For a definition of tagged queueing refer to the SCSI-2 specification. To support tagged queueing, first check the scsi_options flag SCSI_OPTIONS_TAG to see if tagged queueing is enabled globally. Next, check to see if the target is a SCSI-2 device and whether it has tagged queueing enabled. If this is all true, attempt to enable tagged queueing by using scsi_ifsetcap(9F). Code Example F-1 shows an example of supporting tagged queueing.

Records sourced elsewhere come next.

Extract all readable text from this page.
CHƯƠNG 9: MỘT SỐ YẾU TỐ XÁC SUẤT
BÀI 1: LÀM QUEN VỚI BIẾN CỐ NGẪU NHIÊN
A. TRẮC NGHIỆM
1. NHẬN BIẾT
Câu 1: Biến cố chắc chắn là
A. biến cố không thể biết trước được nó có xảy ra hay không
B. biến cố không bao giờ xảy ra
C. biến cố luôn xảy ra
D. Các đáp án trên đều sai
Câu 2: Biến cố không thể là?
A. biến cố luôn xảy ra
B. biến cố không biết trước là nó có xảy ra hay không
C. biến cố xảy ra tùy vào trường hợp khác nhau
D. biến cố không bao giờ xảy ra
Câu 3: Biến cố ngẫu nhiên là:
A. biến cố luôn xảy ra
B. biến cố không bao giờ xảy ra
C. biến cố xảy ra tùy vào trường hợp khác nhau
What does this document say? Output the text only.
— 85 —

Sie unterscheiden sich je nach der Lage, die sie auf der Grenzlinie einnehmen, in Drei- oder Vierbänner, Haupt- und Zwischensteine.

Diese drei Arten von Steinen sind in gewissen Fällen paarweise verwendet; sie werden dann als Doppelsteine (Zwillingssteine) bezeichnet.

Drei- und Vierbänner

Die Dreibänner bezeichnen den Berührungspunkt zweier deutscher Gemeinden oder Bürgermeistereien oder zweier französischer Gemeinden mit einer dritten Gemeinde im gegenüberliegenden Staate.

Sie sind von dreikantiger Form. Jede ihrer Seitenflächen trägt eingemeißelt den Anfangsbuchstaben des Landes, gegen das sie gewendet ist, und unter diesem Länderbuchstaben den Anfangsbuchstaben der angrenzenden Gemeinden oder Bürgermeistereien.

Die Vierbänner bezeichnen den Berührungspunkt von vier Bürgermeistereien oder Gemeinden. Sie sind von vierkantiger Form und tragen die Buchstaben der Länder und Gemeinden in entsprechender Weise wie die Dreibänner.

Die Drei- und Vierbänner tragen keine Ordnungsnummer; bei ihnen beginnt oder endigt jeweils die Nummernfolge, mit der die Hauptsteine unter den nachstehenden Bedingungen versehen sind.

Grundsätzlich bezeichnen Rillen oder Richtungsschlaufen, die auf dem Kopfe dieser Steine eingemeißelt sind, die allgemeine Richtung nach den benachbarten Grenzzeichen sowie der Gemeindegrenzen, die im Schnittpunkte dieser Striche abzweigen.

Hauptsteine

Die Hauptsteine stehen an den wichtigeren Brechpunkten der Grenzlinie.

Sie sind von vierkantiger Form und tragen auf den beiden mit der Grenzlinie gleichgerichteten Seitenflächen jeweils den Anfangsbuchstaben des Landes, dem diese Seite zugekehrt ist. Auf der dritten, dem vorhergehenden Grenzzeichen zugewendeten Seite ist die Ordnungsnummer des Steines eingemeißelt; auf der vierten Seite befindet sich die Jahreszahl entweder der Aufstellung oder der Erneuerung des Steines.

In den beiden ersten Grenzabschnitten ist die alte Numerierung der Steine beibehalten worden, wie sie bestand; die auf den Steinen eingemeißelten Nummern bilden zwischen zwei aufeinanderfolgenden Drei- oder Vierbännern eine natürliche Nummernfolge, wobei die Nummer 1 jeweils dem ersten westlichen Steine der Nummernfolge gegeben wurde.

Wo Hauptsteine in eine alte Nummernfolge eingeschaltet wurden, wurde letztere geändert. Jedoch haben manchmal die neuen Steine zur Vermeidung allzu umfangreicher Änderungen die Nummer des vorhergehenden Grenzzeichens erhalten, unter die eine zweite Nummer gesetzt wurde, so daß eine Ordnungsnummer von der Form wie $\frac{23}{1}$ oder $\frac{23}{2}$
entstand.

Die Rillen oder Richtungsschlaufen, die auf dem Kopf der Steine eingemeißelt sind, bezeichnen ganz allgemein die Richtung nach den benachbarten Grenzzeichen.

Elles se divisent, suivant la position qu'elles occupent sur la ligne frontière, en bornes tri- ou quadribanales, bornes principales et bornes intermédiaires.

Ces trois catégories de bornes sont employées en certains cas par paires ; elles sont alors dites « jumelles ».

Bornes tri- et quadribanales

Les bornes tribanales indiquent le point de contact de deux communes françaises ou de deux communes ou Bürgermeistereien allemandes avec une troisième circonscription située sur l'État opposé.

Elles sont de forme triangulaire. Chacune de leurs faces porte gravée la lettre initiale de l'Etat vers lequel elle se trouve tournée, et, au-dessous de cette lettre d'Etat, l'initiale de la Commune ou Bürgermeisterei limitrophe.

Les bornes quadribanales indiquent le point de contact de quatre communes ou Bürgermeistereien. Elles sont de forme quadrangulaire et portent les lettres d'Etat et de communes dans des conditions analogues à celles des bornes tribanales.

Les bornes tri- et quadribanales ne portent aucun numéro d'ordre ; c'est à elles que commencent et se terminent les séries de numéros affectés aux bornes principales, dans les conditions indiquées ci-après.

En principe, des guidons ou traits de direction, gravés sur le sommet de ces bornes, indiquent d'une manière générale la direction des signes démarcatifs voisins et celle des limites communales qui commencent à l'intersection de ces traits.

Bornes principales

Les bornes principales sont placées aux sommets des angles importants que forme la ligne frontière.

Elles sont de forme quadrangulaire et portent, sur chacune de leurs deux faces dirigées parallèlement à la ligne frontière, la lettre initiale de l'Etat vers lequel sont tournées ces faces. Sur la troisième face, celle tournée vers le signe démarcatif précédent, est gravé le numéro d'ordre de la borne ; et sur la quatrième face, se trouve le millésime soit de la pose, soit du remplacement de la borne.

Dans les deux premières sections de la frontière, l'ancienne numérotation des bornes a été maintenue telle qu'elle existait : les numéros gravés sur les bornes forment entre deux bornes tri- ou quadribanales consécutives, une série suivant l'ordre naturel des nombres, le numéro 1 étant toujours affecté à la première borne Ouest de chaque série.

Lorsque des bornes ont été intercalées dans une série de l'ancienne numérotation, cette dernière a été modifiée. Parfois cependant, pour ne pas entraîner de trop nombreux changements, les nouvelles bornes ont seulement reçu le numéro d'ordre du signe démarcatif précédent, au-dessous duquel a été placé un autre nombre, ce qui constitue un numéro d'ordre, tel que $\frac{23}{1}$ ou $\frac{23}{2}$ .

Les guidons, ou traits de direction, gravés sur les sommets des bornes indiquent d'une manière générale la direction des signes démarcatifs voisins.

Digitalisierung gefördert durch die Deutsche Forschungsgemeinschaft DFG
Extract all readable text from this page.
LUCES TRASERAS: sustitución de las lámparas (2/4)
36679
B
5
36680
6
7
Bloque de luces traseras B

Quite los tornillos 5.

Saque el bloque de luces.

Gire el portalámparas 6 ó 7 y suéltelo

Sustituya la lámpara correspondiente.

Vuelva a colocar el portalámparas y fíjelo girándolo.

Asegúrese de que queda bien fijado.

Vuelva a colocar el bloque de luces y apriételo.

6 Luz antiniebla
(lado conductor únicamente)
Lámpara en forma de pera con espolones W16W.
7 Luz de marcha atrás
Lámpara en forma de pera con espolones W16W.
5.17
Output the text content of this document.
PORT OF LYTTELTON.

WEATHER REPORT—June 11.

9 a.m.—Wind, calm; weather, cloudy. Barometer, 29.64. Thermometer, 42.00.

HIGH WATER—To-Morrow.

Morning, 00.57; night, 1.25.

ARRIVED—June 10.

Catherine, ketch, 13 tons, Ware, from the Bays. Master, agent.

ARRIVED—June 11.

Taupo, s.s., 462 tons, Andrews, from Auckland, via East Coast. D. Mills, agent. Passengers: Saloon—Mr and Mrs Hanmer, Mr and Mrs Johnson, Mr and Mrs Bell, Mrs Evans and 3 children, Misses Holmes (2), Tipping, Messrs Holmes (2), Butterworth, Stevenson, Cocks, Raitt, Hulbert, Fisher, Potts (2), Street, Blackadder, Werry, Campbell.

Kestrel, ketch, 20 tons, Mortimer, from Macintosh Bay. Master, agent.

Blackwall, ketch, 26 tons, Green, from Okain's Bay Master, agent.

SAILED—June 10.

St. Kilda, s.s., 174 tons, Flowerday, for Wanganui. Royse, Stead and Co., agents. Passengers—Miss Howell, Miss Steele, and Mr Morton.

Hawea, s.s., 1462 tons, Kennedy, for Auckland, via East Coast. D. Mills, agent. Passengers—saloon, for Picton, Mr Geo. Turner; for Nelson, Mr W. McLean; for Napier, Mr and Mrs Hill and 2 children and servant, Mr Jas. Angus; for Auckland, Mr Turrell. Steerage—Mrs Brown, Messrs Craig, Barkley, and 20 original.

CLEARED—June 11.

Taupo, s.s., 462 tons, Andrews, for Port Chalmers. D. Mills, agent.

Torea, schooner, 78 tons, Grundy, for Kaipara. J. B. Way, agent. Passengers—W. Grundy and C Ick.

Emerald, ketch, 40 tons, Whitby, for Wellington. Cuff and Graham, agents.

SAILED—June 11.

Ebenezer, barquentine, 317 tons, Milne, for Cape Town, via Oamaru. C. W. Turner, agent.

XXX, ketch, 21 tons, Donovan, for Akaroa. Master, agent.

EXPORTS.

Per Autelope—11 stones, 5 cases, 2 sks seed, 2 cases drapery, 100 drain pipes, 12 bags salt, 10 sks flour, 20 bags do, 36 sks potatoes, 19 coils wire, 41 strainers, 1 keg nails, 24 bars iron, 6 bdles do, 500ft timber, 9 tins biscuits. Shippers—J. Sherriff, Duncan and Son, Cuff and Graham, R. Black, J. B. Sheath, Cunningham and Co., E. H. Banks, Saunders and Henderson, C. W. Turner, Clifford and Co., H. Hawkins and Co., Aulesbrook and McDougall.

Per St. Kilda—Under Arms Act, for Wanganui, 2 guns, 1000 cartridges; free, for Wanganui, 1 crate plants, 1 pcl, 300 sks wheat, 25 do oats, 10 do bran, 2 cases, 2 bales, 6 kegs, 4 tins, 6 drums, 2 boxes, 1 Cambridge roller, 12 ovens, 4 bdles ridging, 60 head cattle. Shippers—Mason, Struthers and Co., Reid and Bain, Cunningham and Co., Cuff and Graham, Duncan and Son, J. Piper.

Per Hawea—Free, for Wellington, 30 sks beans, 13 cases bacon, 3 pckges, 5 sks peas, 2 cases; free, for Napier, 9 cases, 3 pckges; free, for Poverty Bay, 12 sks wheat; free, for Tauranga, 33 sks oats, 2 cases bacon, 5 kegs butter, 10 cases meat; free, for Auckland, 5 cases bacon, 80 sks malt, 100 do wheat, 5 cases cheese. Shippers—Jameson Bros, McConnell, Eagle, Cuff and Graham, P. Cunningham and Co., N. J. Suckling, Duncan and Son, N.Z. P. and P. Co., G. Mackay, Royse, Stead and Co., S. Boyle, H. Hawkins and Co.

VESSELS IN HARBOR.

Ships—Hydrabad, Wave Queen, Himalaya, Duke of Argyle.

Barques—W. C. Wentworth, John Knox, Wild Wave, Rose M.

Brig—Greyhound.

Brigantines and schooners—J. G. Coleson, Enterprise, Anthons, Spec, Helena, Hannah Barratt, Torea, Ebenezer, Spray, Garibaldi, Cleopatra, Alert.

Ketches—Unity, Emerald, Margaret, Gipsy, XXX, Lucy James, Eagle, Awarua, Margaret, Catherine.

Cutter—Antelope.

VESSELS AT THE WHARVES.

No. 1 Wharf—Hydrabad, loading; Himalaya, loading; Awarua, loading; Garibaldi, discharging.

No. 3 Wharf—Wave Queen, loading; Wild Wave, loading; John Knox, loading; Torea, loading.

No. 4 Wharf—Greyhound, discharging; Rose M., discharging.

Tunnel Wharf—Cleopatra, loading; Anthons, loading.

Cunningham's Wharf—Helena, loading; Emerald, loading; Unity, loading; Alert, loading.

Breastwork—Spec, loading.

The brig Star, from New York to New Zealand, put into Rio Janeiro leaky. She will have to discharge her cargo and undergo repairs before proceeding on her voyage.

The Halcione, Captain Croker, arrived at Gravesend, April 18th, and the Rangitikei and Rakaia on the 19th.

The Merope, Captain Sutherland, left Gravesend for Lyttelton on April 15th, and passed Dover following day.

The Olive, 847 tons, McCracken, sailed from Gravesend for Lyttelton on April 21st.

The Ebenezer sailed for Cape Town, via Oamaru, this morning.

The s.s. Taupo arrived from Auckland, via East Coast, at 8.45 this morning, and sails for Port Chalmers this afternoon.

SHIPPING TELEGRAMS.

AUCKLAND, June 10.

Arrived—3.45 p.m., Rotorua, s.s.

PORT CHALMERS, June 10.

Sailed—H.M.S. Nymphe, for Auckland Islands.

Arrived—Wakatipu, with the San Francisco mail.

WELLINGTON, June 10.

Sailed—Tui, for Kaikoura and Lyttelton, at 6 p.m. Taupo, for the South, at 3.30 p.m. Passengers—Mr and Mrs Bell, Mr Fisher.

Code Example F-1 Supporting SCSI Tagged Queueing
#define ROUTE &sdp->sd_address
    ...
    /*
     * If SCSI-2 tagged queueing is supported by the disk drive and
     * by the host adapter then we will enable it.
     */
    xsp->tagflags = 0;
    if ((scsi_options & SCSI_OPTIONS_TAG) &&
        (devp->sd_inq->inq_rdf == RDF_SCSI2) &&
        (devp->sd_inq->inq_cmdque)) {
        if (scsi_ifsetcap(ROUTE, "tagged-qing", 1, 1) == 1) {
             xsp->tagflags = FLAG_STAG;
             xsp->throttle = 256;
        } else if (scsi_ifgetcap(ROUTE, "untagged-qing", 0) == 1) {
             xsp->dp->options |= XX_QUEUEING;
             xsp->throttle = 3;
        } else {
             xsp->dp->options &= ~XX_QUEUEING;
             xsp->throttle = 1;
        }
    }

Untagged Queueing

If tagged queueing fails, you can attempt to set untagged queuing. In this mode, you submit as many commands as you think necessary/optimal to the host adapter driver. Then, the host adapter queues the commands to the target one at a time (as opposed to tagged queueing, where the host adapter submits as many commands as it can until the target indicates that the is queue full).